My ability to endure has served me well. It has allowed me to do some hard things and survive some challenging times. I have rehabbed three spine surgeries and am more active than ever. That is some wicked endurance right there. It is not acceptance, though. In fact, I was fueled by my refusal to accept the life altering changes of my injuries. Similarly, while riding in the rain amongst the daffodils, I refused to accept the monsoon and fueled my ride with the belief that I was tougher than that. I endured because I set out to do something and I was not going to let a little water stop me. I would not allow the rain or my injuries to hold me back. I would endure pain or terrible (probably highly unsafe) conditions and emerge victorious. (Insert Banshee cry here.) By sheer will, I would endure anything to succeed.

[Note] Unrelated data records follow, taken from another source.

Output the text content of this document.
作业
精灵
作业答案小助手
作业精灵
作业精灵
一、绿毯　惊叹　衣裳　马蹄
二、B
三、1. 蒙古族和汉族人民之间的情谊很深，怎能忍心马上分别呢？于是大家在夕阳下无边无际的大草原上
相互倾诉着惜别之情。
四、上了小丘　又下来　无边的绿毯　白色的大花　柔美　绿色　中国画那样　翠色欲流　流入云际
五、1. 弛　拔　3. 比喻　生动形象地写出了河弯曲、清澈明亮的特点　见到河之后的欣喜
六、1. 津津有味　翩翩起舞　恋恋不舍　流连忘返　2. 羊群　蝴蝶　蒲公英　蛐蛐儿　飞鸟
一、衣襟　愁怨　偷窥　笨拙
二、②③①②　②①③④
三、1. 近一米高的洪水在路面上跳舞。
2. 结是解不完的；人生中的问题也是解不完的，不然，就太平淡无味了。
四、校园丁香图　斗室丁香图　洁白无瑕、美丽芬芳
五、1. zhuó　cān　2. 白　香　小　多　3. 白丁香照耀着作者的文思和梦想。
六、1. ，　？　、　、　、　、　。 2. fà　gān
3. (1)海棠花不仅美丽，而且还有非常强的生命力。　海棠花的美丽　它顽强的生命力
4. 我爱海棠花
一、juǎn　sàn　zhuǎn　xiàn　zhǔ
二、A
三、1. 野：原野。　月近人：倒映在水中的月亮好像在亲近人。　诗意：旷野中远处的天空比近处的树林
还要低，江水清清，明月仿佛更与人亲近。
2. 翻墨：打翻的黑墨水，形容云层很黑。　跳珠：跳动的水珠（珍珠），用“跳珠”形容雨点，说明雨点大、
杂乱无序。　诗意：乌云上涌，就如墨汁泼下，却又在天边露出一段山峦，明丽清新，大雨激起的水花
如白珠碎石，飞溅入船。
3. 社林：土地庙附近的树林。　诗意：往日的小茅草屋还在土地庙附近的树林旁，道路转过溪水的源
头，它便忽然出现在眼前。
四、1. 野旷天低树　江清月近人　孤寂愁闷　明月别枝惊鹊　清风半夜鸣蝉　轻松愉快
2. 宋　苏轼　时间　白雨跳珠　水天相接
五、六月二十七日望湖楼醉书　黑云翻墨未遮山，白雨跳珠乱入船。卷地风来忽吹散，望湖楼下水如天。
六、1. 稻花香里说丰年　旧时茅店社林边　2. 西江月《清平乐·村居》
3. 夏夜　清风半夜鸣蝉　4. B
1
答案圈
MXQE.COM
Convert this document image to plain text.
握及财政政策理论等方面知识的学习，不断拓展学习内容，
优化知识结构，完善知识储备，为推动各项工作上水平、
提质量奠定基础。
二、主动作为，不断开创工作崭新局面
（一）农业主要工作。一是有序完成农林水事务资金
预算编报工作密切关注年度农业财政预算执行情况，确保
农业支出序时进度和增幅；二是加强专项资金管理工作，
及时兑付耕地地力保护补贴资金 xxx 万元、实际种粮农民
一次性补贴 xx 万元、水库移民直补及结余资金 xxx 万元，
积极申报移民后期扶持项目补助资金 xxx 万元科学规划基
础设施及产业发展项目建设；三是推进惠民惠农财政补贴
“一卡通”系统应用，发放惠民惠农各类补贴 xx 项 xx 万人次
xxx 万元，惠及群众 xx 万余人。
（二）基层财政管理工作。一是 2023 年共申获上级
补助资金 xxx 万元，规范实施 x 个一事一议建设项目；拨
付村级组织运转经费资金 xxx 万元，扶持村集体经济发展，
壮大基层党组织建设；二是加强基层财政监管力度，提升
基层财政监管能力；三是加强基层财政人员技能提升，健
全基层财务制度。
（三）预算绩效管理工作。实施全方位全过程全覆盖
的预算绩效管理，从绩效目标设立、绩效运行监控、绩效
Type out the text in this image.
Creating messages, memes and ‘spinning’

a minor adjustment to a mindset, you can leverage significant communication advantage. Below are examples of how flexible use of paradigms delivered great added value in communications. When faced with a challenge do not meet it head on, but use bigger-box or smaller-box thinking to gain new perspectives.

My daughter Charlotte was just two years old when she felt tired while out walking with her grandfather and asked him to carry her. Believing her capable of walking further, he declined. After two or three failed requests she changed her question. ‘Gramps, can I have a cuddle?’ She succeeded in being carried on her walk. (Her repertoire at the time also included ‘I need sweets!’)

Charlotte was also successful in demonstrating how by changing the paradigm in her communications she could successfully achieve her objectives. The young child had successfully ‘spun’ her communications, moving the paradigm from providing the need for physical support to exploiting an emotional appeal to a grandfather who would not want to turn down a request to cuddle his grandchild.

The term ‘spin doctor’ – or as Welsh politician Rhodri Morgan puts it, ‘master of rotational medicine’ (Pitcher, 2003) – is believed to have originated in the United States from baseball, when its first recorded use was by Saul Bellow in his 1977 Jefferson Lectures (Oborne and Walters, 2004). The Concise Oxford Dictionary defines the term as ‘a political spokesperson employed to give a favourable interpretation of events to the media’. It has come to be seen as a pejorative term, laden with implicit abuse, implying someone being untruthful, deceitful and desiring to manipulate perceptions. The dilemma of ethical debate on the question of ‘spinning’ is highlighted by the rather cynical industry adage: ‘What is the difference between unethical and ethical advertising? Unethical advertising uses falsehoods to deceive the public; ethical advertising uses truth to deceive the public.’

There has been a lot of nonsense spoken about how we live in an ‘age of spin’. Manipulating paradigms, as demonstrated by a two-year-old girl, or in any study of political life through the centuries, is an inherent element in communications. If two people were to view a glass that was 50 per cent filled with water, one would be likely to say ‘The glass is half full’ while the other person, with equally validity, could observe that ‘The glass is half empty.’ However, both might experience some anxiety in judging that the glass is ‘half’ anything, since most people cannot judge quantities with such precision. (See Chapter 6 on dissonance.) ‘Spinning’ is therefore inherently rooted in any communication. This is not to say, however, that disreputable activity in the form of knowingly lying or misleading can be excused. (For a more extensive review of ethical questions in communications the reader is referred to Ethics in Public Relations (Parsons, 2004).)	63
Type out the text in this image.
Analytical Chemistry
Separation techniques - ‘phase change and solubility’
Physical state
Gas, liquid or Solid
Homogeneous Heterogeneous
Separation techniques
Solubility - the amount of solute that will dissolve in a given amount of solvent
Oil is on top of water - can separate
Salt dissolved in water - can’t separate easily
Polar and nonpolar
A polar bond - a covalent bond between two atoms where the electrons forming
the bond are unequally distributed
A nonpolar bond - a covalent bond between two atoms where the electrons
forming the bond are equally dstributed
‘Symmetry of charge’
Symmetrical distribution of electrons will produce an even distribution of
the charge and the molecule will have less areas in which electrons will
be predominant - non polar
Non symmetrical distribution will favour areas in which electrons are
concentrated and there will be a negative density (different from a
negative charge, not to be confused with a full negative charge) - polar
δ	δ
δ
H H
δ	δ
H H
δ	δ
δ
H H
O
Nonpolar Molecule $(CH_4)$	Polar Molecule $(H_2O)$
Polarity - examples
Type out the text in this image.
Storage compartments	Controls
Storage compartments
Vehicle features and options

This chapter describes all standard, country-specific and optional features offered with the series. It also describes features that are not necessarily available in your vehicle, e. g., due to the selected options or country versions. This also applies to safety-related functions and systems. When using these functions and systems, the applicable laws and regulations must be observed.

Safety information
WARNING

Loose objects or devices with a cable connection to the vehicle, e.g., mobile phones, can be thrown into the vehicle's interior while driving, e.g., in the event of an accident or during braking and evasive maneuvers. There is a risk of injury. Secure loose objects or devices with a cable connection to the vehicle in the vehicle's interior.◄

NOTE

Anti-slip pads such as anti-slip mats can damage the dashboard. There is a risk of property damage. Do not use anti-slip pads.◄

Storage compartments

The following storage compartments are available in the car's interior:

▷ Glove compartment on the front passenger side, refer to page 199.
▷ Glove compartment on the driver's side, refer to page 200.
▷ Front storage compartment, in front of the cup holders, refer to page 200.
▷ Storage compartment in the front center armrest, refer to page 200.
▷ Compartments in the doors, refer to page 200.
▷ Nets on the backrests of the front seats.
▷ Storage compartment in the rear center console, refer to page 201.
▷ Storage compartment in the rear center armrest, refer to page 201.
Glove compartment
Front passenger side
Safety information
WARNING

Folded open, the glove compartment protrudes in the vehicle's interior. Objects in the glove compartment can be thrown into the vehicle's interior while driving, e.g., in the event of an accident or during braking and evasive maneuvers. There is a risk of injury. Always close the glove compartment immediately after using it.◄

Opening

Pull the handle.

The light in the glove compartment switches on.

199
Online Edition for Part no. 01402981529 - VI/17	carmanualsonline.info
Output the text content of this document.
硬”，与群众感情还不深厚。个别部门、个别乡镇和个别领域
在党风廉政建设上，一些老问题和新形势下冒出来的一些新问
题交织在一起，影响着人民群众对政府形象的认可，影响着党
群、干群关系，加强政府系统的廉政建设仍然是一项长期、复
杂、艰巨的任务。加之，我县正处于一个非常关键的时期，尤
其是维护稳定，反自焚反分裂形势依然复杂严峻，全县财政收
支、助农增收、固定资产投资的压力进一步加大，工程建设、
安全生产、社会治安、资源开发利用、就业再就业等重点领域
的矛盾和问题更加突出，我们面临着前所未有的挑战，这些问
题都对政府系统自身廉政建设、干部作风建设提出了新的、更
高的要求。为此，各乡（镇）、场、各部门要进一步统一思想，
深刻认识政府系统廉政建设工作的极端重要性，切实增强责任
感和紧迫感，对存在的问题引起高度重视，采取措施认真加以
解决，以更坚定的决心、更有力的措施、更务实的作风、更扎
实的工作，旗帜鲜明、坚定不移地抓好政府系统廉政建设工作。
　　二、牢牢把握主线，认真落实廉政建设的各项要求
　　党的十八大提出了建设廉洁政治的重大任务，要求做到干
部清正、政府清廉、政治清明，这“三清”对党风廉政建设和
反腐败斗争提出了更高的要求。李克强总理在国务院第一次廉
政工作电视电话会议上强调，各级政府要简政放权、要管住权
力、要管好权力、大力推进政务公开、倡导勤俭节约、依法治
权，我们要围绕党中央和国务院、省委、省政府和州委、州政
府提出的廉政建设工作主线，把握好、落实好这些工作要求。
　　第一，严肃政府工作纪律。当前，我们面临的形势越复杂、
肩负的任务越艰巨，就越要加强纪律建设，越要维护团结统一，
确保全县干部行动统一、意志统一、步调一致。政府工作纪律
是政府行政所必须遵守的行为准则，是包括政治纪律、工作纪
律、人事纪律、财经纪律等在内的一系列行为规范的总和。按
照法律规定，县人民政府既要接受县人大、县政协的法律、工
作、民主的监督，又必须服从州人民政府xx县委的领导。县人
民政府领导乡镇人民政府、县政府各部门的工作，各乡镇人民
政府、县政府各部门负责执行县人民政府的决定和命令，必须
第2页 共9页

That is not acceptance by a long shot. Acceptance is not about struggling to overcome. It is not denial or refusal to experience difficult feelings. It is also not giving up or giving in. It is being at peace with the situation. It is welcoming the discomfort with a knowledge that every situation is fleeting. It is having self-compassion for painful emotions that we have and the memories they evoke.

accept /əkˈsept/
Verb:
1. consent to receive (a thing offered).
2.  believe or come to recognize (an opinion, explanation, etc.) as valid or correct.

Oxford Languages

I met my ride in the rain with a refusal to acknowledge my disappointment and accept the situation. I was determined not to let the rain keep me from riding. It sounds so ridiculous now. “You will not beat me, rain! I have trained for this. I drove sixty-five miles! I will not let a few raindrops keep me from completing my goal. I am tough.” All true. In this case, not helpful. I was miserable. I drove home wet and cold, probably verging on hypothermia. I never signed up for that ride again.

What is fear…..?
Non-acceptance of uncertainty.
If we accept that uncertainty,
it becomes adventure…

Rumi

Yesterday, in contrast, I experienced acceptance. I was disappointed that it was cold. Daylight saving is coming, and the earth is tilting toward spring, though. I know it won’t be cold much longer in the mornings. I had choices. I could rail against the weather which is fleeting and which I cannot control. I could ride inside in the warmth of my home. I could bundle up and wring out every ounce of joy I could get from riding outside in the peace of the morning with my best friend. I picked the latter. After the first stroke of the pedal, I didn’t think about the temperature. I did not struggle. I practiced acceptance, and I was grateful for every moment.